Existem disparos também rubegoldbergueanos contra essa impressão de abnegação e auto-confissão do museu, entretanto. No que é uma das mais interessantes obras da bienal, 64,000 Attempts at Circulation, Rose Salane amontoa tokens falsos usados para enganar os pedágios do sistema de transporte de Nova York, por seu peso e tamanho: moedas para transformar máquinas eficazes em máquinas de Rube Goldberg, e assim delirar a cidade. Fichas de pôquer, porcas e engrenagens, entradas a parques de diversão, numerários de templos religiosos, medalhas comemorativas, cédulas obsoletas, tiquetes de fliperamas, pequenas chapas de sucata. Todo tipo de sistema de valor-fantasia é transmutado em valor-realidade pelo que Glissant chamaria de "métissage", a sagacidade da gambiarra. Em seu texto descritivo, Salane divide as moedas em cinco categorias e reflete sobre as crenças e experiências destes enganadores, que se imiscuem na massa a se transportar pela cidade rotineiramente. Poderíamos ainda nos perguntar sobre a ironia da transferência e fungibilidade infinita entre valores na era das criptomoedas. Estas parecem do tipo oposto às moedas-fantasia agregadas por Salane: enquanto o Bitcoin reivindica uma objetividade especular do valor, ainda que sem ter uso corrente, a partir da garantia da estabilidade metafísica do capital, Salane reivindica a subjetividade latente do valor, justamente por seu uso corrente, e para comprovar a falseabilidade do capital. Diante da esfinge que a tudo subsume do regime de eficácia, não há nada como a duplicidade conceitual da malandragem popular, que ludibria e circunscreve a racionalidade econômica em seus próprios enigmas.

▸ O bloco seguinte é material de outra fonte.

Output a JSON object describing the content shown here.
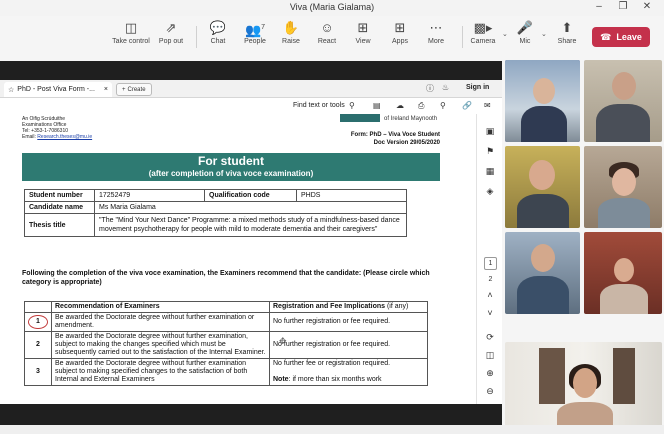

Outros aspectos centrais à obra de Salane e comuns a toda a galeria branca são a noção de inventário como estética, de coleção como estética, e o apelo [às vezes irônico, às vezes nem tanto] às gramáticas da infância. Veronica Ryan, por exemplo, classifica e desmembra artefatos cotidianos como forma de intercurso entre o familiar e o estranho em Between a Rock and a Hard Place. No processo, cria uma brinquedoteca de inocências, com cômodas, bolsetas, fitas e faixas de cores amolecidas que recordam a atmosfera do quarto de uma criança, a imperceptível ordem-na-desordem do quarto de uma criança. Há também um ar de feitiço nas operações ali expressas, como se entre as peças dispostas houvessem também sacos de mandinga, pedidos, sacrifícios secretos. As garrafas de plástico envoltas por redes avermelhadas evocam os órgãos de Tunga, com a exceção de que não há nelas nem um pouco do seu erotismo. Mas se os jogos da criança são um constante fazer-desfazer, se são novamente máquina de Rube Goldberg, por sua negligência das causalidades externas, o feitiço faria da inutilidade uma produção de vantagens maravilhosas. Infiltrar a feitiçaria ou o fantasmagórico na máquina de Rube Goldberg é interpretá-la a contrapelo da realidade: ver na realidade uma máquina de Rube Goldberg para encontrar nas máquinas de Rube Goldberg propriamente ditas aquilo que há de mais eficaz, em sentido profundo. A brincadeira, a contemplação, a vagabundagem, a antinomia, como motores configuradores do mundo da vida.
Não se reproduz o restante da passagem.